The Ministry allocates this funding to school boards based on a percentage calculated by dividing the school boards’ individual needs by the total renewal need of $14 billion. Distributing the funding in proportion to individual school boards’ critical needs should be considered to at least ensure that the critical needs are met.

The assessments made during the first year of the condition assessment exercise are now five years old. Therefore, any further deterioration or repairs that might have been undertaken on those schools over this period have not been captured.”

If you believe your child’s school is in good shape…you may be surprised

Many parents we’ve spoken with over the past 18 months have said that their children’s school is in “pretty good shape” except for maybe needing a new coat of paint. Fix Our Schools wants to emphasize that much of the disrepair reflected in the $15-billion repair backlog in Ontario’s schools is invisible. Parents, teachers and students would have no way of knowing about much of the disrepair until there was a system failure.

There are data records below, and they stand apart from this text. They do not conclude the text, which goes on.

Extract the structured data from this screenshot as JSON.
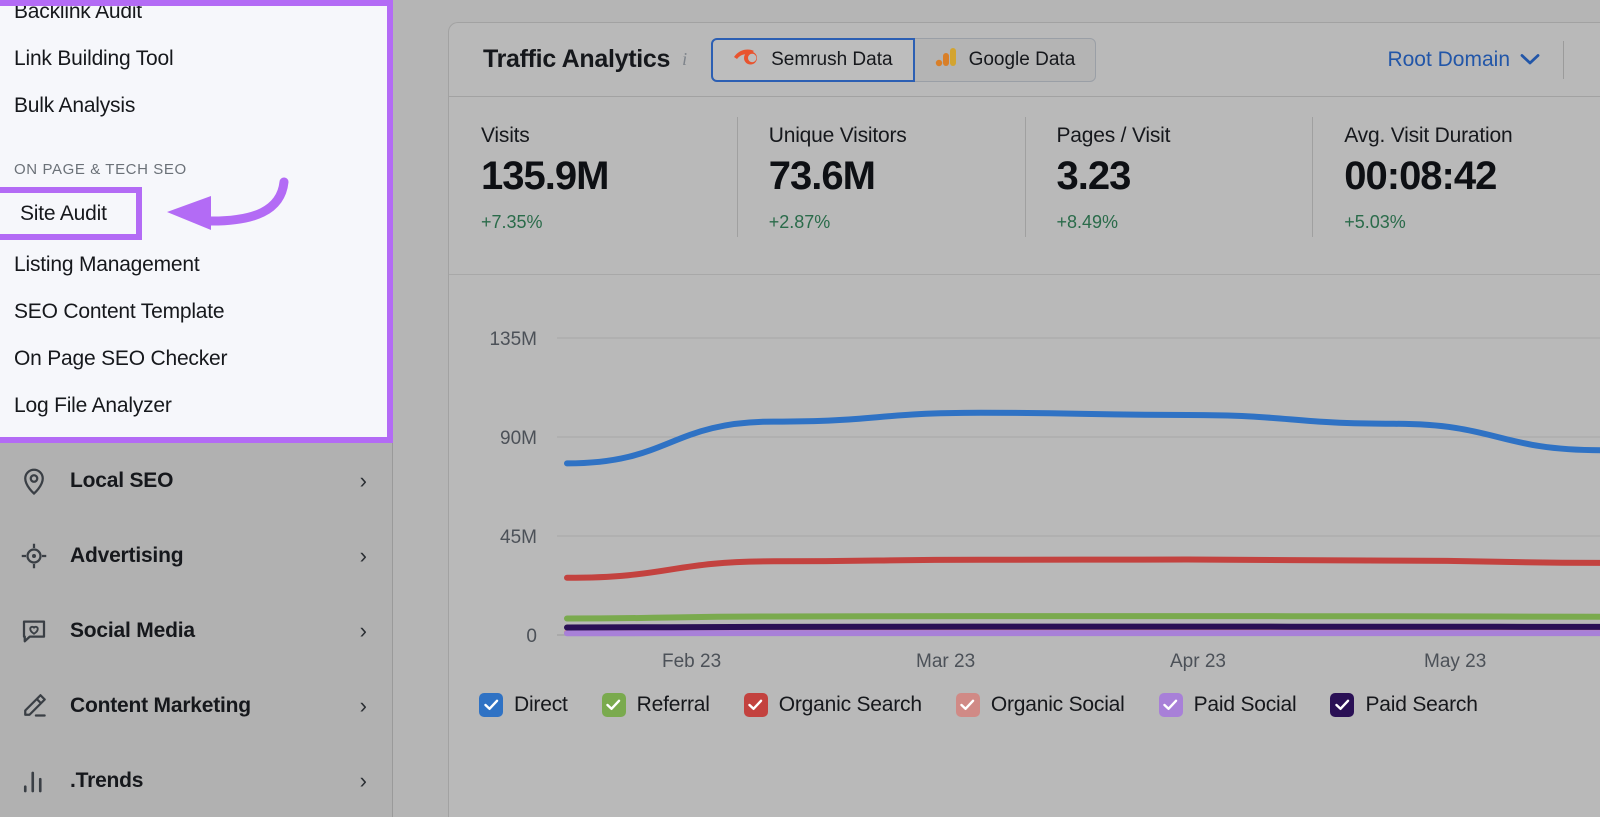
{
  "colors": {
    "annotation": "#b36bf5",
    "link": "#2256a8",
    "positive": "#2a6b4a",
    "sidebar_bg": "#b1b1b1",
    "flyout_bg": "#f6f7fb",
    "panel_bg": "#b9b9b9"
  },
  "sidebar": {
    "flyout": {
      "items_top": [
        {
          "label": "Backlink Audit"
        },
        {
          "label": "Link Building Tool"
        },
        {
          "label": "Bulk Analysis"
        }
      ],
      "section_heading": "ON PAGE & TECH SEO",
      "highlighted_item": "Site Audit",
      "items_bottom": [
        {
          "label": "Listing Management"
        },
        {
          "label": "SEO Content Template"
        },
        {
          "label": "On Page SEO Checker"
        },
        {
          "label": "Log File Analyzer"
        }
      ]
    },
    "groups": [
      {
        "label": "Local SEO",
        "icon": "map-pin-icon",
        "chevron": "›"
      },
      {
        "label": "Advertising",
        "icon": "target-icon",
        "chevron": "›"
      },
      {
        "label": "Social Media",
        "icon": "chat-heart-icon",
        "chevron": "›"
      },
      {
        "label": "Content Marketing",
        "icon": "pencil-icon",
        "chevron": "›"
      },
      {
        "label": ".Trends",
        "icon": "bar-chart-icon",
        "chevron": "›"
      }
    ]
  },
  "header": {
    "title": "Traffic Analytics",
    "info_glyph": "i",
    "tabs": [
      {
        "label": "Semrush Data",
        "icon": "semrush-logo-icon",
        "active": true
      },
      {
        "label": "Google Data",
        "icon": "google-analytics-icon",
        "active": false
      }
    ],
    "scope_selector": {
      "label": "Root Domain",
      "chevron": "⌄"
    }
  },
  "metrics": [
    {
      "label": "Visits",
      "value": "135.9M",
      "delta": "+7.35%"
    },
    {
      "label": "Unique Visitors",
      "value": "73.6M",
      "delta": "+2.87%"
    },
    {
      "label": "Pages / Visit",
      "value": "3.23",
      "delta": "+8.49%"
    },
    {
      "label": "Avg. Visit Duration",
      "value": "00:08:42",
      "delta": "+5.03%"
    }
  ],
  "chart_data": {
    "type": "line",
    "title": "",
    "xlabel": "",
    "ylabel": "",
    "x": [
      "Feb 23",
      "Mar 23",
      "Apr 23",
      "May 23"
    ],
    "xticks": [
      "Feb 23",
      "Mar 23",
      "Apr 23",
      "May 23"
    ],
    "yticks": [
      "0",
      "45M",
      "90M",
      "135M"
    ],
    "ytick_values": [
      0,
      45000000,
      90000000,
      135000000
    ],
    "ylim": [
      0,
      150000000
    ],
    "grid": true,
    "legend_position": "bottom",
    "series": [
      {
        "name": "Direct",
        "color": "#2f72c4",
        "checked": true,
        "values": [
          78000000,
          97000000,
          101000000,
          100000000,
          96000000,
          84000000
        ]
      },
      {
        "name": "Referral",
        "color": "#7aaa4e",
        "checked": true,
        "values": [
          7500000,
          8400000,
          8600000,
          8600000,
          8500000,
          8300000
        ]
      },
      {
        "name": "Organic Search",
        "color": "#c3423f",
        "checked": true,
        "values": [
          26000000,
          33500000,
          34200000,
          34300000,
          33800000,
          32800000
        ]
      },
      {
        "name": "Organic Social",
        "color": "#d08a86",
        "checked": true,
        "values": [
          1200000,
          1300000,
          1300000,
          1300000,
          1300000,
          1300000
        ]
      },
      {
        "name": "Paid Social",
        "color": "#a880d8",
        "checked": true,
        "values": [
          800000,
          850000,
          870000,
          870000,
          860000,
          850000
        ]
      },
      {
        "name": "Paid Search",
        "color": "#2a1055",
        "checked": true,
        "values": [
          3400000,
          3700000,
          3800000,
          3800000,
          3750000,
          3700000
        ]
      }
    ]
  }
}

For instance, until classes are cancelled at a school because there is no heat, people would presume the boiler was in good shape.

The takeaway here is that just because the disrepair is invisible doesn’t mean that it won’t impact students and teachers at some point and definitely doesn’t mean that it can be deferred indefinitely!  So, how is all of this disrepair calculated if much of it is invisible?  Great question!  Read on…

Over the past five years, Ontario’s Ministry of Education has engaged a company called VFA, a leading provider of facility assessment services, to assess the condition of Ontario’s approximately 4,900 public schools via a “Facility Condition Assessment’ (FCA).

An FCA involves a team of one or more specialists inspecting each system (mechanical, electrical, plumbing and architectural/structural elements) in a school building to understand its condition. The FCA team takes into account the remaining useful life of the system and also conducts a physical assessment of the school building. Unfortunately, this physical assessment is usually limited to a visual inspection and rarely involves any destructive or intrusive testing to make a better determination of the state of the building component. Therefore, an FCA team could visually inspect a school’s roof and deem it to be in good condition, and then the following week a major rain storm could prove that assessment incorrect when the roof starts to leak.

The FCA Team determines an estimated cost for each item of work that should be done on the school building’s system components (mechanical, electrical, plumbing and architectural/structural elements) and assigns each item of work a priority level: urgent, high, medium or low.

So, disrepair in public schools is based on these Facilities Condition Assessments conducted by VFA, a third party company engaged by the provincial government. Given the limitations of these assessments, the estimated $15-billion of disrepair in all 72 of Ontario’s publicly funded school boards may actually be quite conservative. Yet another reason why Kathleen Wynne’s provincial government must start to prioritize school buildings as important public infrastructure that must be repaired and rebuilt!